If the owner doesn’t mind the smell of rotten eggs, a shampoo may be purchased for ringworm in cats. Dips or shampoos should be done twice weekly either at home or at the veterinarian’s office. It’s important to note however, that the shampoo has lime sulfur in it and will stain jewelry, clothing and may turn kitty’s hair a yellow tone. If this treatment is done for feline ringworm make sure to get exact instructions from the veterinarian for mixing it up prior to application. Also it’s important to be aware that the shampoo may need to be left on your pet for a length of time for it to be effective.
Oral antifungal agents
Generally Shampoo treatment will cure most of outbreaks, however and oral anitfungal agent may be recommended if topical therapy does not work after 4+ weeks of treatment. Itraconazole or Terbafine are preferred agents.
Ringworm in cats can often be treated with Griseofulvin. This anti fungal medication isn’t without side effects however, so discussing all of the possible reactions and side effects should be done prior to administering the medication. The purpose of this medication is to inhibit the fungi’s ability to reproduce.
While there is a vaccination available for ringworm, it is only effective against one strain of feline ringworm so it may not work for the type of ringworm your kitty has. A quick check with your local veterinarian may readily answer this option of treatment.
Can feline ringworm spread to other cats and owners? The answer is a resounding yes. Every care should be taken to treat ringworm in cats as soon as possible. Make sure to use infection prevention techniques and wash all of your precious pets bedding, food dishes, toys (remember, the fungi can linger on toys and bedding for over a year so if the toy can’t be washed, it must be tossed) and other surfaces kitty lounges upon.
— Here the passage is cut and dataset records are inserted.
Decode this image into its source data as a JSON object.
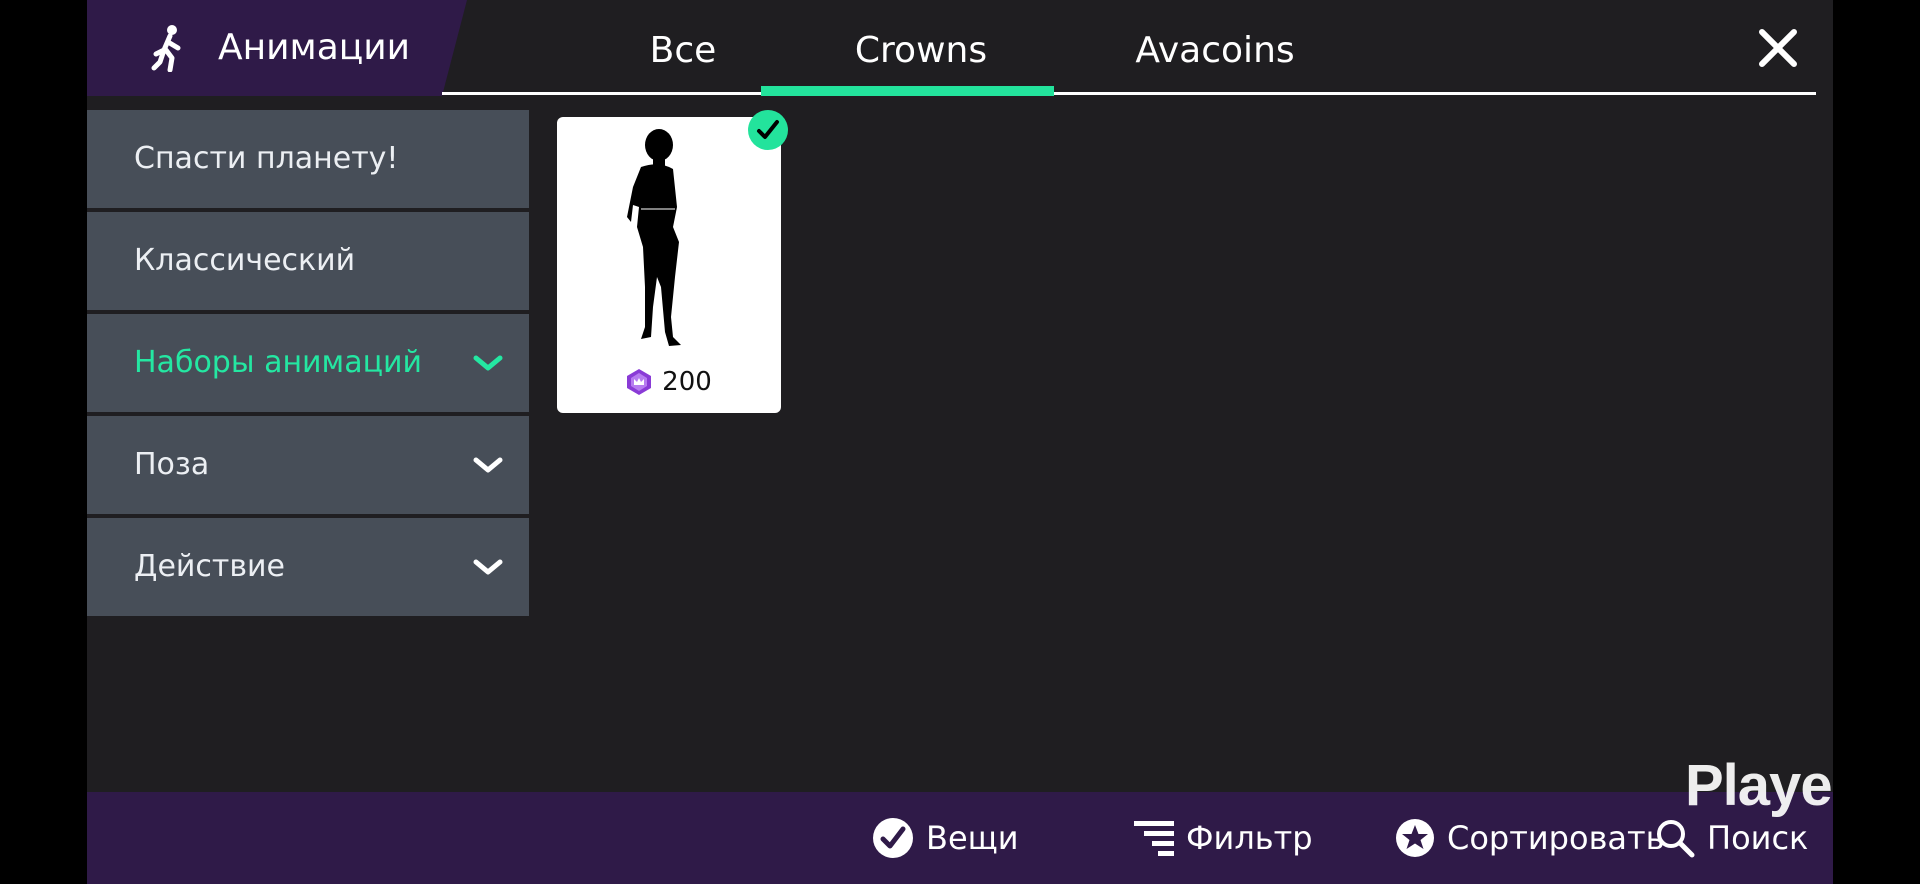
{
  "header": {
    "section_title": "Анимации",
    "section_icon": "walking-person-icon",
    "tabs": [
      {
        "label": "Все",
        "active": false
      },
      {
        "label": "Crowns",
        "active": true
      },
      {
        "label": "Avacoins",
        "active": false
      }
    ],
    "close_icon": "close-icon"
  },
  "sidebar": {
    "items": [
      {
        "label": "Спасти планету!",
        "expandable": false,
        "active": false
      },
      {
        "label": "Классический",
        "expandable": false,
        "active": false
      },
      {
        "label": "Наборы анимаций",
        "expandable": true,
        "active": true
      },
      {
        "label": "Поза",
        "expandable": true,
        "active": false
      },
      {
        "label": "Действие",
        "expandable": true,
        "active": false
      }
    ]
  },
  "items": [
    {
      "price": "200",
      "currency_icon": "crown-icon",
      "selected": true
    }
  ],
  "bottom_bar": {
    "items_label": "Вещи",
    "filter_label": "Фильтр",
    "sort_label": "Сортировать",
    "search_label": "Поиск"
  },
  "watermark": "Playerok",
  "colors": {
    "accent": "#23e39c",
    "header_bg": "#2f1a48",
    "panel_bg": "#1f1e21",
    "sidebar_item_bg": "#474e58",
    "currency": "#8a3bd6"
  }
}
Using a solution of one part bleach to 10 parts water will kill over 80 percent of the ringworm spores. Carpets and furniture should also be steam cleaned whenever possible to prevent further infestation. This solution can also treat bedding, baskets and other surfaces kitty plays on.
Remember if your pet is infected you should separate kitty from other pets by confining him or her to his very own room/space until the medication takes effect. When kitty is able to rejoin the family remember to disinfect the room he or she was confined to so that no one else is infected.
Always check with a veterinarian before diagnosing any skin condition on your pet.